← Back to context

Comment by zem

1 day ago

i just ran into a concrete example of why i would not want to run a tree of unsupervised agents churning out code. i have a project that generates large but repetitive .docx documents. i asked claude to add some graphics to it, it did a very good job of figuring out the xml graphics elements, locating where in the document structure it could insert them, and even printing to pdf and checking visually to get them perfectly lined up with the text. it took some 5 minutes, i would likely have spent an hour doing all that from scratch including several trips to google.

then i looked at the code and asked it to benchmark, hinting that it looked like it was doing a lot in the inner loop. and sure enough, adding a few simple graphics to every page more doubled the time it took to generate the largest size of document (~1s -> ~2.2s for ~400 pages). without any more prompting claude figured out that it had an accidentally-quadratic loop, and fixed that.

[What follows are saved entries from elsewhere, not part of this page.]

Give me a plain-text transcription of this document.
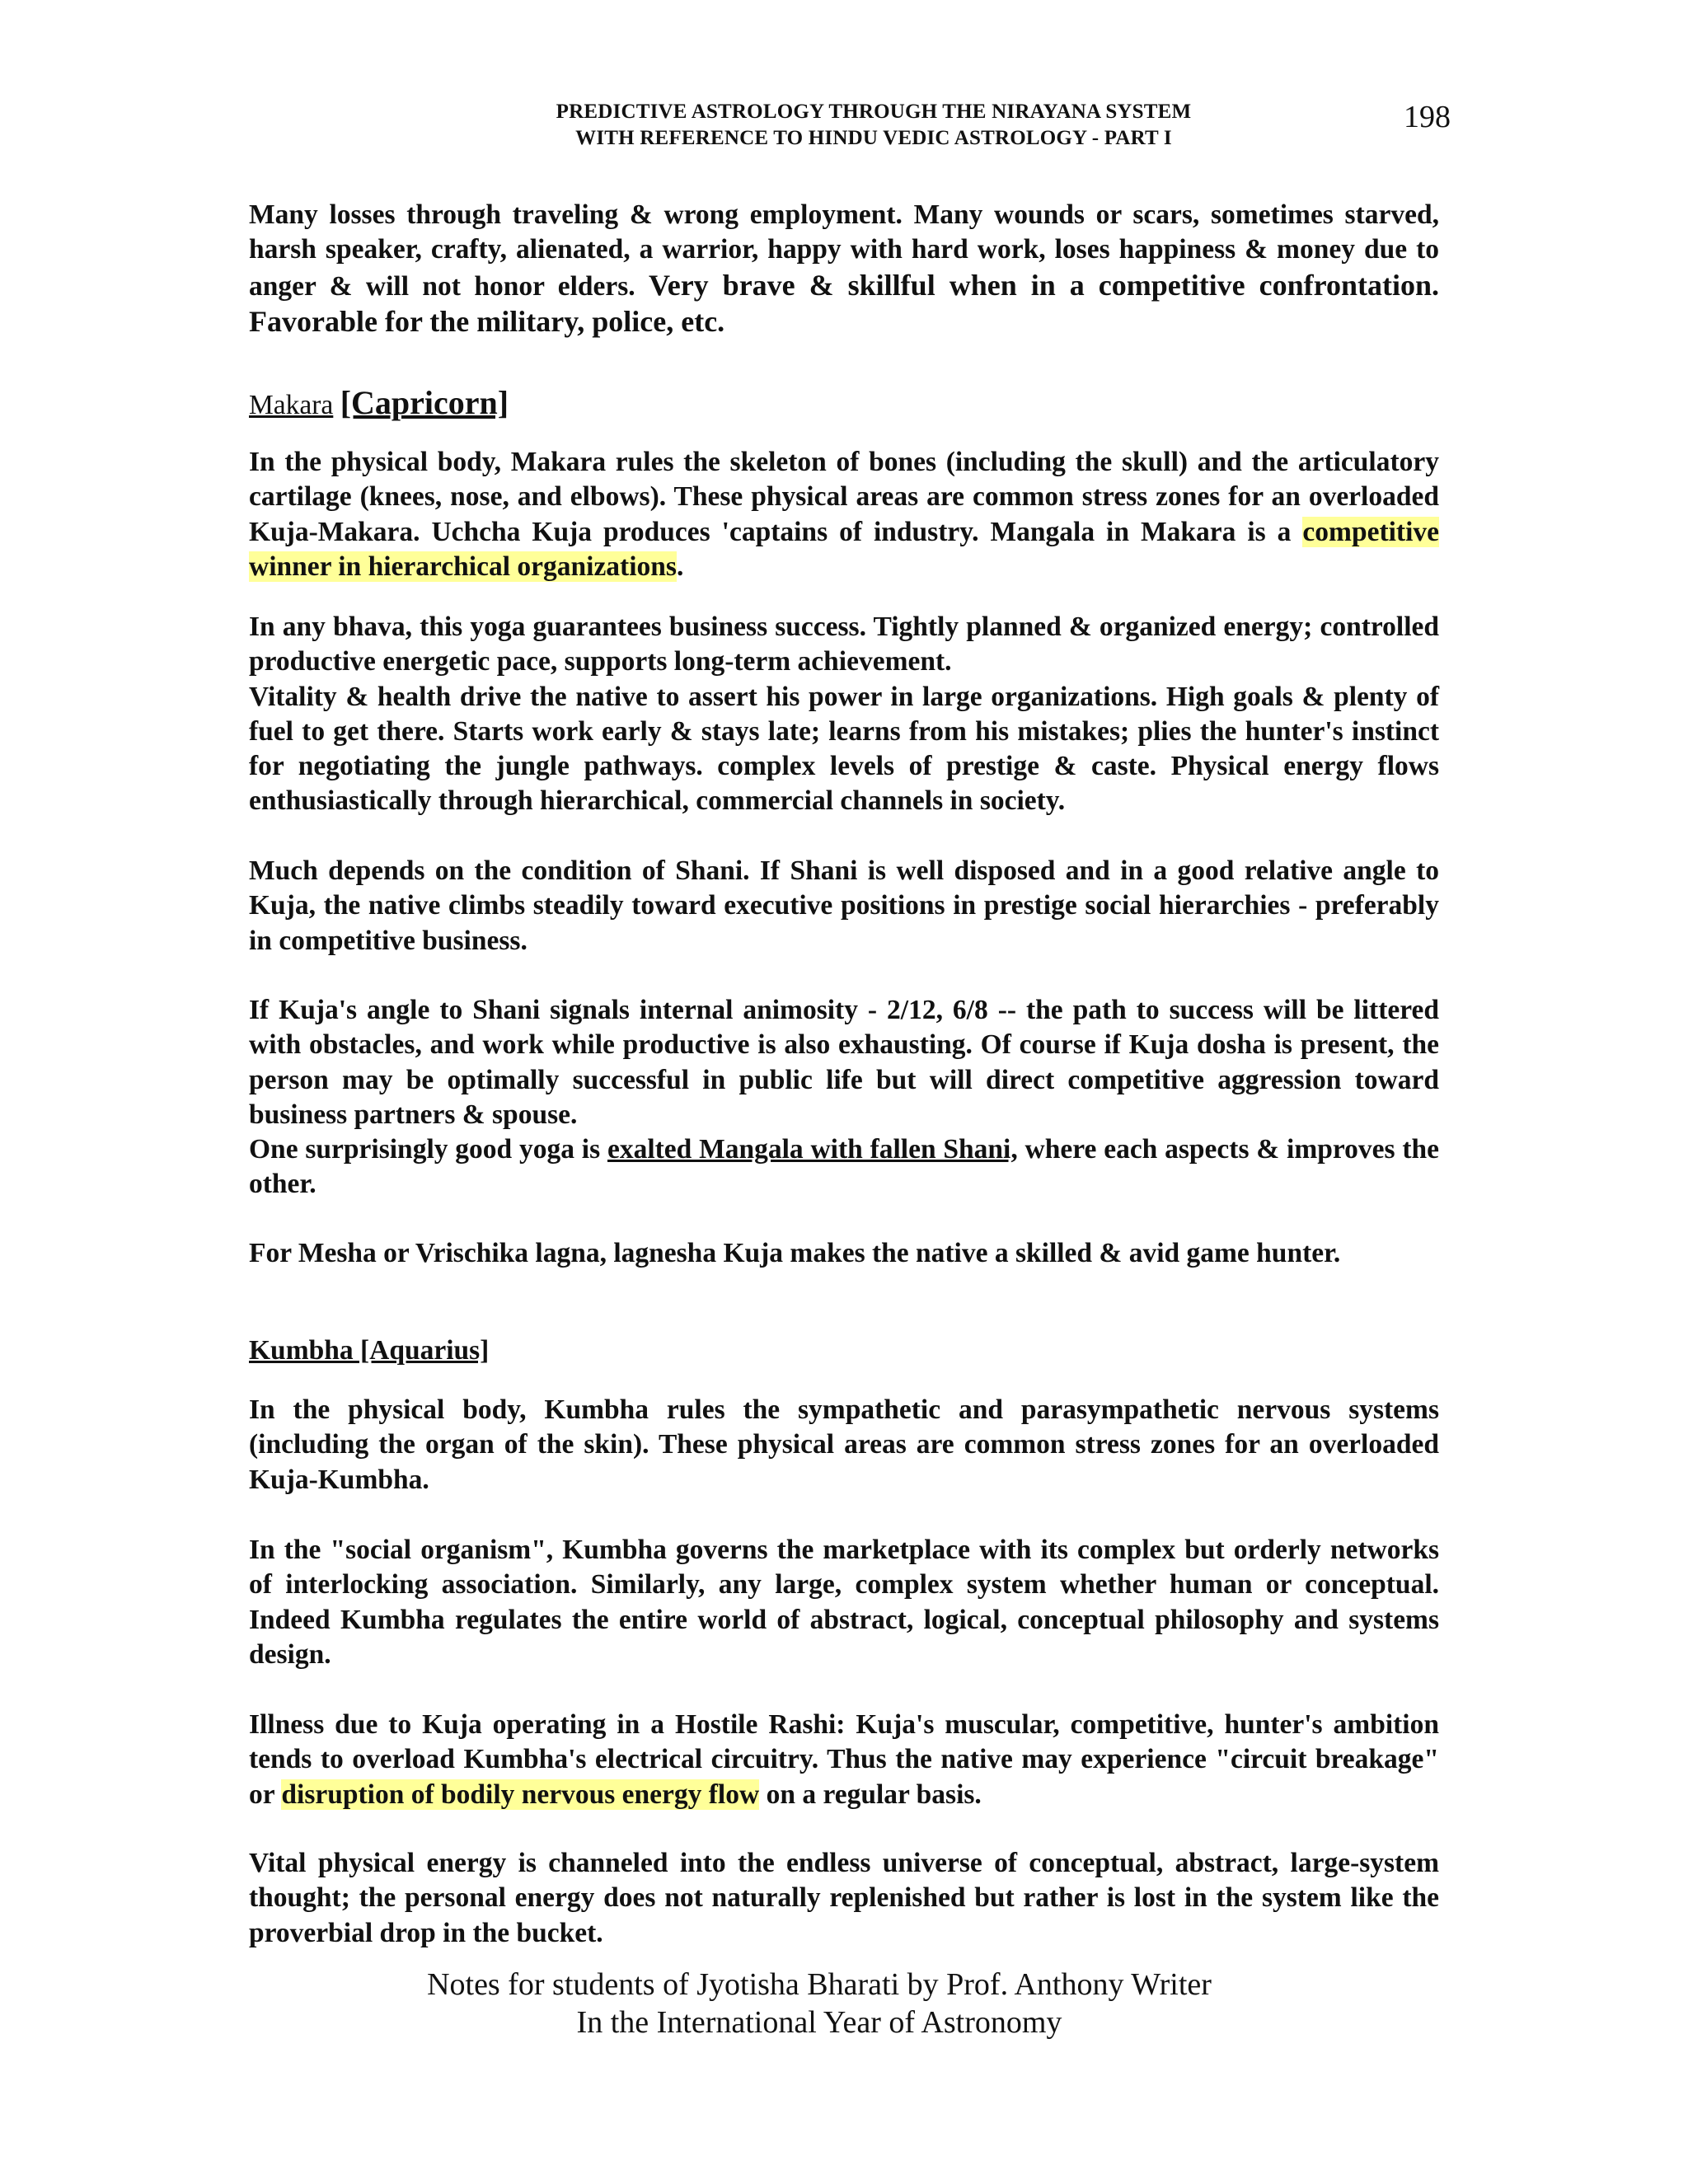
PREDICTIVE ASTROLOGY THROUGH THE NIRAYANA SYSTEM
WITH REFERENCE TO HINDU VEDIC ASTROLOGY - PART I
198

Many losses through traveling & wrong employment. Many wounds or scars, sometimes starved, harsh speaker, crafty, alienated, a warrior, happy with hard work, loses happiness & money due to anger & will not honor elders. Very brave & skillful when in a competitive confrontation. Favorable for the military, police, etc.

Makara [Capricorn]

In the physical body, Makara rules the skeleton of bones (including the skull) and the articulatory cartilage (knees, nose, and elbows). These physical areas are common stress zones for an overloaded Kuja-Makara. Uchcha Kuja produces 'captains of industry. Mangala in Makara is a competitive winner in hierarchical organizations.

In any bhava, this yoga guarantees business success. Tightly planned & organized energy; controlled productive energetic pace, supports long-term achievement.

Vitality & health drive the native to assert his power in large organizations. High goals & plenty of fuel to get there. Starts work early & stays late; learns from his mistakes; plies the hunter's instinct for negotiating the jungle pathways. complex levels of prestige & caste. Physical energy flows enthusiastically through hierarchical, commercial channels in society.

Much depends on the condition of Shani. If Shani is well disposed and in a good relative angle to Kuja, the native climbs steadily toward executive positions in prestige social hierarchies - preferably in competitive business.

If Kuja's angle to Shani signals internal animosity - 2/12, 6/8 -- the path to success will be littered with obstacles, and work while productive is also exhausting. Of course if Kuja dosha is present, the person may be optimally successful in public life but will direct competitive aggression toward business partners & spouse.

One surprisingly good yoga is exalted Mangala with fallen Shani, where each aspects & improves the other.

For Mesha or Vrischika lagna, lagnesha Kuja makes the native a skilled & avid game hunter.

Kumbha [Aquarius]

In the physical body, Kumbha rules the sympathetic and parasympathetic nervous systems (including the organ of the skin). These physical areas are common stress zones for an overloaded Kuja-Kumbha.

In the "social organism", Kumbha governs the marketplace with its complex but orderly networks of interlocking association. Similarly, any large, complex system whether human or conceptual. Indeed Kumbha regulates the entire world of abstract, logical, conceptual philosophy and systems design.

Illness due to Kuja operating in a Hostile Rashi: Kuja's muscular, competitive, hunter's ambition tends to overload Kumbha's electrical circuitry. Thus the native may experience "circuit breakage" or disruption of bodily nervous energy flow on a regular basis.

Vital physical energy is channeled into the endless universe of conceptual, abstract, large-system thought; the personal energy does not naturally replenished but rather is lost in the system like the proverbial drop in the bucket.

Notes for students of Jyotisha Bharati by Prof. Anthony Writer
In the International Year of Astronomy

i then had to tell it "look, we are using a template to avoid regenerating boilerplate with every page. you can add a placeholder to the template and replace it with graphics using xml patching code you already wrote for another part of the doc generation". the final code was a lot cleaner and ran in ~1.2s, which claude (again unprompted, to its credit) did fine-grained benchmarking to prove was the unavoidable overhead of simply inserting all those large chunks of xml into the document.

i wouldn't even say it was a coincidence that i ran into this right after writing my comment about having to micromanage the LLM, because this sort of thing happens all the time. i can say that i had a much easier time doing this because i looked at the code generated in a single commit and could easily see that it smelt off. i would have not have wanted to do this at the end of 20 commits all building on each other.